The Electric Daisy Carnival – one of the preeminent dance music festivals in the world – threw itself a parade in new Sundance-selected documentary “Under the Electric Sky." And why shouldn’t they? As a three-day gathering in Las Vegas, EDC was sold-out this past summer with a 115,000 cap each night, with seven stages and more than 200 DJs. It’s a festival so successful that it may launch into a second weekend, a la Coachella, with top-tier dance music superstars continually, annually gravitating toward it.
The film starts out with a countdown. The organizers lay out their plans for the Las Vegas Motor Speedway, where the June 2013 fest will be held. Directors Dan Cutforth and Jane Lipsitz begin their journey with a handful of characters and crews with A Story To Tell. There’s Jose, an EDM lover who is confined to a wheelchair, and Sadie, an outcast in her Texas hometown. There are two couples, one of which is a duo of lifelong ravers who intend to marry at the fest. A group of beer-chugging bros that call themselves The Wolf Pack plan their RV pilgrimage in order, in part, to honor their friend who died of a drug overdose.
These varying archetypes are presented and shaped by the constant flow of music in the film, as though the viewer is already in the parking lot and heading to the gate. The soundtrack is dotted with huge dance hits from Avicii and Calvin Harris, artists like Afrojack and Tiesto having their say, Fatboy Slim and Riva Starr's anthem “Eat Sleep Rave Repeat” repeating, and top-tier DJ Kaskade providing an energetic score.
Under the electric sky, there are happy tears and hugs and candy, misfits finding other misfits and dancing in a circle. All the performances are equally entertaining, all the stages are off-the-hook unbelievable and every night goes off without a hitch. No puke, no litter, no assault; it’s affordable and comes with a soft recommendation that ticket-holders stay hydrated and say no to drugs. None of the subjects take molly or get hangovers. When they wake up, they leave fulfilled.
“Under the Electric Sky,” indeed, is a carnival, a parade. It’s an 85-minute commercial.
Like at any major music festival, you can also draw at least a pretty, vague portrait of youth – pretty in this case being the operative word. Despite the banner that EDC draws fans from all walks and its lead subjects of the film so purposefully diverse, the vast majority of the doc’s B-roll and crowd shots center on fist-pumping six-packers, the most attractive bikini-wearers, so many white people between the ages of 17 and 22 representative of the hetero-normative ideal it’s like a glossy cruise pamphlet.
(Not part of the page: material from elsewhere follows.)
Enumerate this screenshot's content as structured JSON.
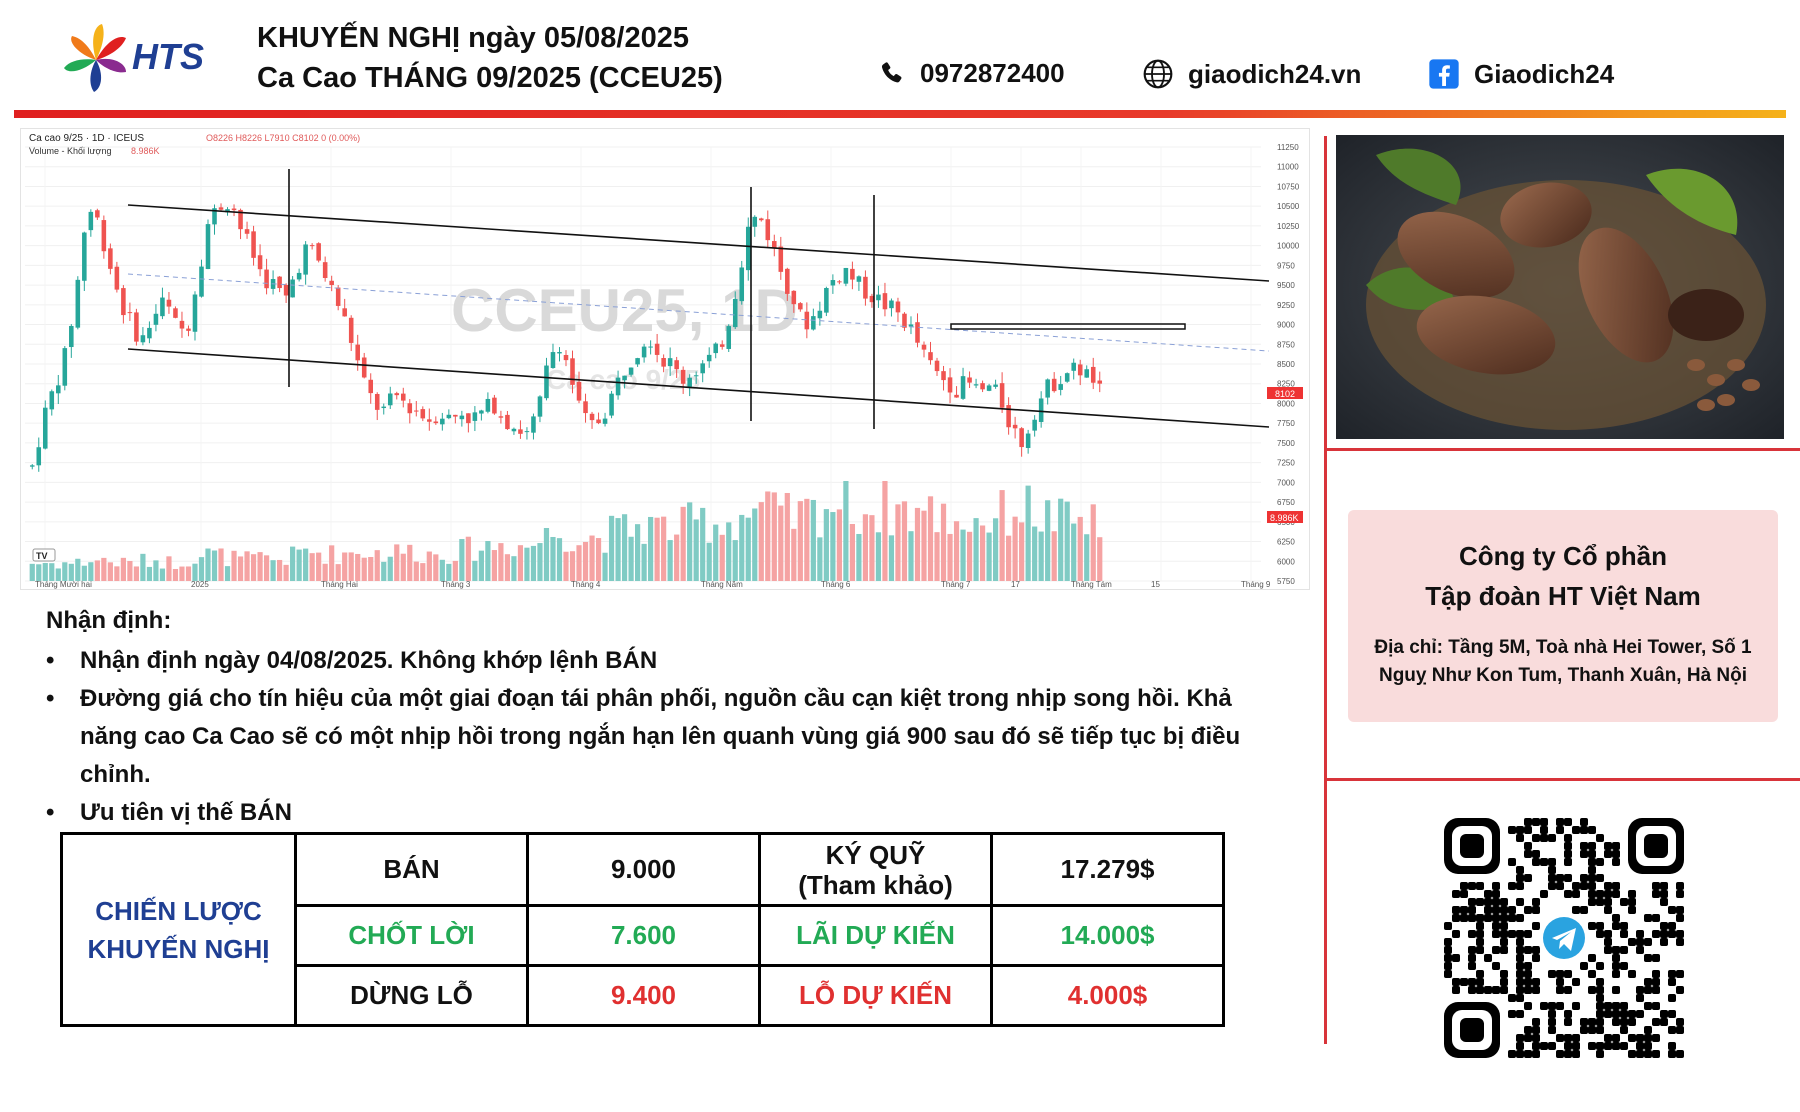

Should its filmmakers wish to give a tip of the hat at rave forebears or even contemporary maestros, then they also did a gross disservice to the gay community in this portrait. The story of EDM becoming a mainstream juggernaut is simply incomplete without acknowledging queer community. Cameras pan a dozen hot girls kissing each other – spring break forever, y’all -- and yet there’s no panning to men with other men, no hand-holding or kissing, no meet-cute like other couples’ tales. The concession is their following a group of hard-partying young guys and girls whose kinship is so strong they all wish to marry each other at the fest, their travels framed so comically that any underlying message of pride and PLUR is buried under a tapestry of conventionally attractive giggles and animal hats. The movie only barely touches on EDM and rave’s transition from underground to its international popularity, and it leaves behind some of where this “community” was actually bred.
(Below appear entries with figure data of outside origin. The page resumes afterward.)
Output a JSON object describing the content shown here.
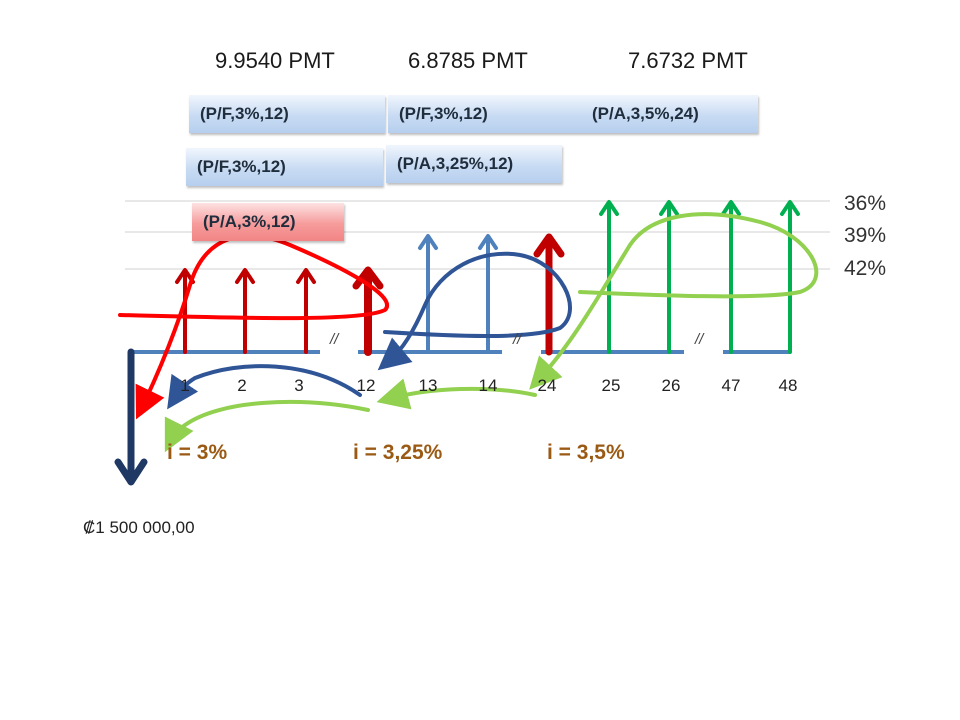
{
  "pmt_labels": [
    "9.9540 PMT",
    "6.8785 PMT",
    "7.6732 PMT"
  ],
  "factor_boxes": {
    "box1": "(P/F,3%,12)",
    "box2_left": "(P/F,3%,12)",
    "box2_right": "(P/A,3,5%,24)",
    "box3": "(P/F,3%,12)",
    "box4": "(P/A,3,25%,12)",
    "box5": "(P/A,3%,12)"
  },
  "rate_labels": [
    "36%",
    "39%",
    "42%"
  ],
  "periods": [
    "1",
    "2",
    "3",
    "12",
    "13",
    "14",
    "24",
    "25",
    "26",
    "47",
    "48"
  ],
  "break_marks": [
    "//",
    "//",
    "//"
  ],
  "interest_rates": [
    "i = 3%",
    "i = 3,25%",
    "i = 3,5%"
  ],
  "principal": "₡1 500 000,00",
  "colors": {
    "red_segment": "#c00000",
    "blue_segment": "#4f81bd",
    "green_segment": "#00b050",
    "dark_blue": "#1f3864",
    "curve_red": "#ff0000",
    "curve_navy": "#2f5597",
    "curve_green": "#92d050"
  }
}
And if the subject of marriage and romantic fulfillment seems like an overarching theme, it’s even weirder that hook-up culture, sexual fashion, and overt sexuality of festival-going is tamped down in favor of a safer, and frequently infantilized vision. There’s an odd shot of fest founder (“Electric Sky” exec producer) Pasquale Rotella clinking glasses of champagne with his new fiancée Holly Madison in the VIP section of the fest, like “Hey, let’s keep this thing classy,” while there’s a toothless (privates-less?) approach to the gaggle of the nearly-nudes in neon pink thongs below their raised platform.
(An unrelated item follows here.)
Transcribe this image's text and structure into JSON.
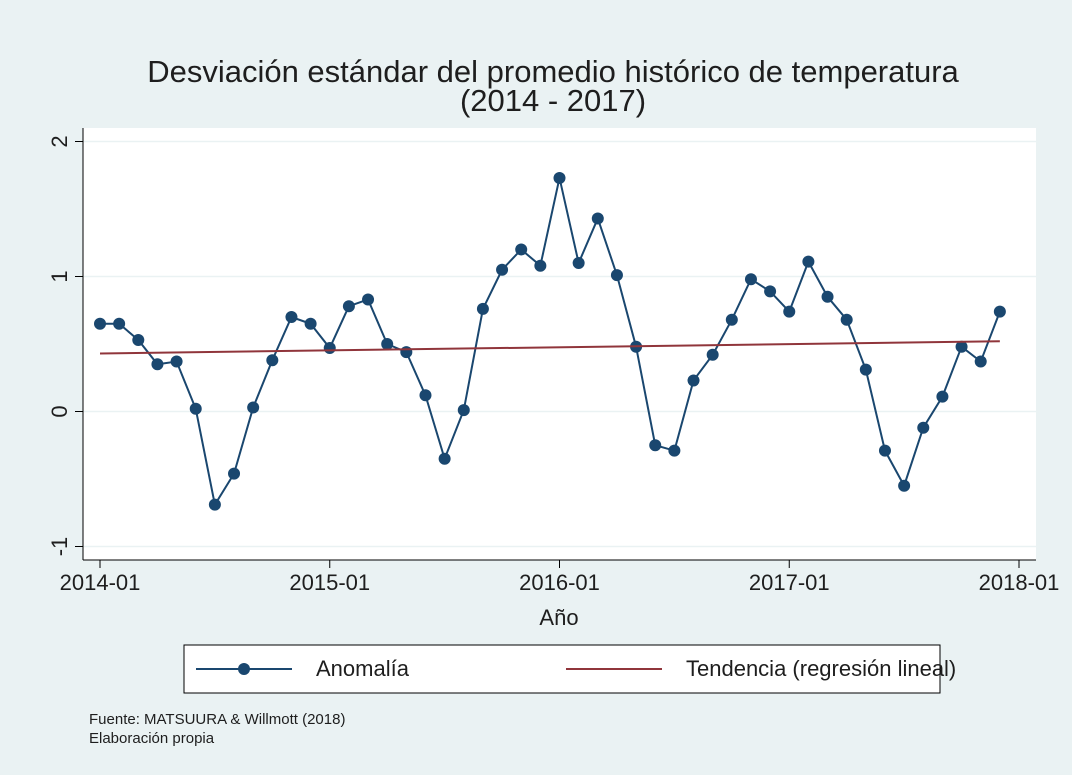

This is not to judge the people in the pink thongs and the animal hats. The film does an exquisite job of creating a judgment-free environment, hand-in-hand with its advertisement for EDC’s particular brand of utopia. Its intention is to show what a festival should be. When Sadie has an anxiety attack at the festival, there is no wait for a nurse and -- lucky for her! – she’s the one fan out of tens of thousands chosen to get up on stage to drop the beat during Above & Beyond’s set. For electronic and dance music lovers, that storyline may hit the spot, especially with the non-stop throb and the colorful scenery. There is no competing version, which is “Under the Electric Sky’s” triumph, and also its problem.